Background Although the prognosis of Henoch-Schönlein purpura (HSP) is usually favorable, relapses are relatively frequent.
Objectives Our aim was to analyze the frequency, type and risk factors for relapses in a large series of unselected patients with HSP.
Methods Retrospective study of 417 patients from a single center, diagnosed with HSP according to the criteria proposed by Michel et al. (J Rheumatol 1992; 19: 721-28).
Relapse was defined as a new outbreak of HSP in a previously asymptomatic patient (at least for one month). Quantitative variables were expressed as mean ± SD or as median (interquartile range), and compared with the Student t-test or the Mann-Whitney U-test, as appropriate. Dichotomous variables were expressed as percentages and compared by using the chi-square test. The variables associated with HSP relapse in the univariate analysis entered into a stepwise multivariate logistic regression. Statistical analysis was performed using SPSS 15.0.

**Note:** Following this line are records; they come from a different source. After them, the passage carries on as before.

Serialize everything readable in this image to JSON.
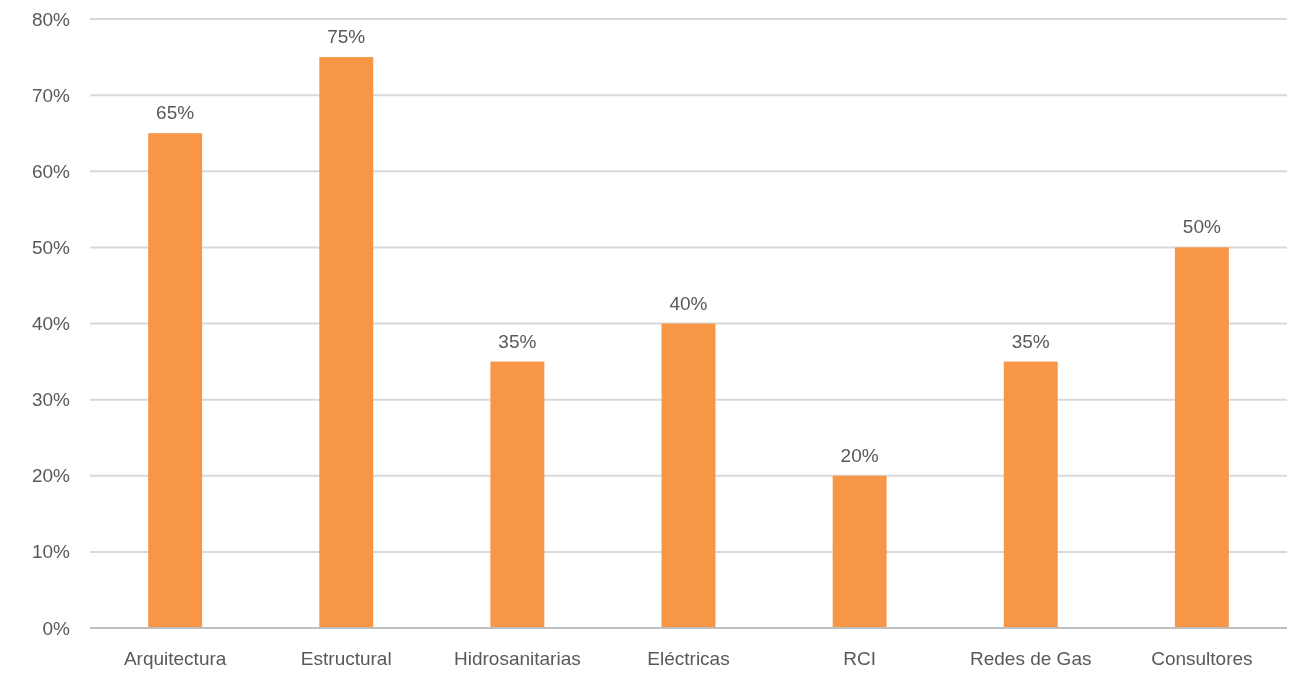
{
  "chart_data": {
    "type": "bar",
    "categories": [
      "Arquitectura",
      "Estructural",
      "Hidrosanitarias",
      "Eléctricas",
      "RCI",
      "Redes de Gas",
      "Consultores"
    ],
    "values": [
      65,
      75,
      35,
      40,
      20,
      35,
      50
    ],
    "value_labels": [
      "65%",
      "75%",
      "35%",
      "40%",
      "20%",
      "35%",
      "50%"
    ],
    "color": "#f79646",
    "ylim": [
      0,
      80
    ],
    "yticks": [
      {
        "value": 0,
        "label": "0%"
      },
      {
        "value": 10,
        "label": "10%"
      },
      {
        "value": 20,
        "label": "20%"
      },
      {
        "value": 30,
        "label": "30%"
      },
      {
        "value": 40,
        "label": "40%"
      },
      {
        "value": 50,
        "label": "50%"
      },
      {
        "value": 60,
        "label": "60%"
      },
      {
        "value": 70,
        "label": "70%"
      },
      {
        "value": 80,
        "label": "80%"
      }
    ],
    "grid": "y"
  }
}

Results 417 patients (240 men/177 women) were studied; median age, 7.5 years (IQR [5.3 to 20.1]). 315 (75.5%) were children or young people (≤20 years) and 102 (24.5%) adults. Clinical manifestations (onset/HSP established,%) were: skin lesions (55.9/100), nephropathy (24/41.2), gastrointestinal involvement (13.7/64.5), joint symptoms (9.1/63.1) and fever (6.2/20.4). Corticosteroids were the most frequently used drugs (35%), followed by NSAIDs (14%), and cytotoxic agents (5%).
After a median follow-up of 12 (IQR [2-38]) months, complete recovery was observed in most cases (n=346; 83.2%) and persistent and usually mild nephropathy, in 32 patients (7.7%).
Relapses occurred in almost one third of the patients (n=133; 31.9%). Clinical manifestations during relapses were: cutaneous (89.6%); abdominal (27.1%); renal (25.9%) and articular (16.8%). The median number of relapses was 2.4 (IQR [1-3]). The main risk factors for the development of HSP relapse in univariate analysis are shown in the TABLE. After multivariate analyses the most powerful predictive factors for relapse were joint manifestations at disease onset, gastrointestinal manifestations during the course of the disease, and corticosteroid treatment at the time of the first episode of HSP (Table).
Conclusions HSP is usually a benign entity but relapses are not uncommon. Patients with articular symptoms at onset or presenting with gastrointestinal manifestations during the course of the disease or those needing corticosteroids to control the initial episode of HSP, are more prone to develop relapses.